While JK is a smart and well-intentioned leader, his leadership of the Subsurface centralized function has fallen short of business expectations. There is a noticeable disconnect from frontline realities, minimal engagement with customer feedback, if it is being asked for at all, and little understanding of who is actually delivering results or not.
However, all of JK's direct reports have swiftly secured their new jobs (barring a few EOIs) and are now demonstrating a lack of empathy toward the broader team, many of whom have already endured over 6 months of prolonged uncertainty. This situation highlights a combination of indecisiveness and leadership behavior that falls short of the support and transparency expected.
Many of the employees representatives have never worked with the people they are meant to represent. Rather than leaning on hard data, PMP ratings, LTIP, past promotion, supervisor inputs, selection appears driven by the ancient corporate art of "friend-of-a-friend" whisper networks.
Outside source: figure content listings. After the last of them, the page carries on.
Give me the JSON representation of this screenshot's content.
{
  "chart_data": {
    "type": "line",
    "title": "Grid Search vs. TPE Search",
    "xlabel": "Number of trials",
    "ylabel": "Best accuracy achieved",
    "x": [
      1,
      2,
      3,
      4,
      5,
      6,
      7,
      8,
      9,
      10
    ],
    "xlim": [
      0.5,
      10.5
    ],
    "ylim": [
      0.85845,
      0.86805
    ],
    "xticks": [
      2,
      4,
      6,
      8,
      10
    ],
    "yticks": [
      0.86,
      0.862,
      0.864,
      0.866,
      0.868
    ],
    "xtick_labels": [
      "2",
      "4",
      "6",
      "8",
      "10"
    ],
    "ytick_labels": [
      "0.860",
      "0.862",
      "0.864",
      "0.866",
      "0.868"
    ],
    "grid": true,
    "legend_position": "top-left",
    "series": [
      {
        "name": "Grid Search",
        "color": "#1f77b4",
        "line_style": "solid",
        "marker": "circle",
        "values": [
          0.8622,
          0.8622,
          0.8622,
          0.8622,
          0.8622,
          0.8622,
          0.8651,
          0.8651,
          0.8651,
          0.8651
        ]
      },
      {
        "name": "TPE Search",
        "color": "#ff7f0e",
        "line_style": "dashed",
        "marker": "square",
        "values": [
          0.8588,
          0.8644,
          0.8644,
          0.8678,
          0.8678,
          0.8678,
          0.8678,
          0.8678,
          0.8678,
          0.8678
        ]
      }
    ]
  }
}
In this system, excellent social skills are more important than actually delivering value. It is unclear whether "good at networking over coffee" is now a formal selection criterion.
The upcoming reshuffle in the new groups from NH and NC seems poised to favor familiar faces, social climbers, politickers, and yes-men, leaving behind high performers and execution driven leaders. If this trend continues, we risk eroding BU experience and undermining accountability.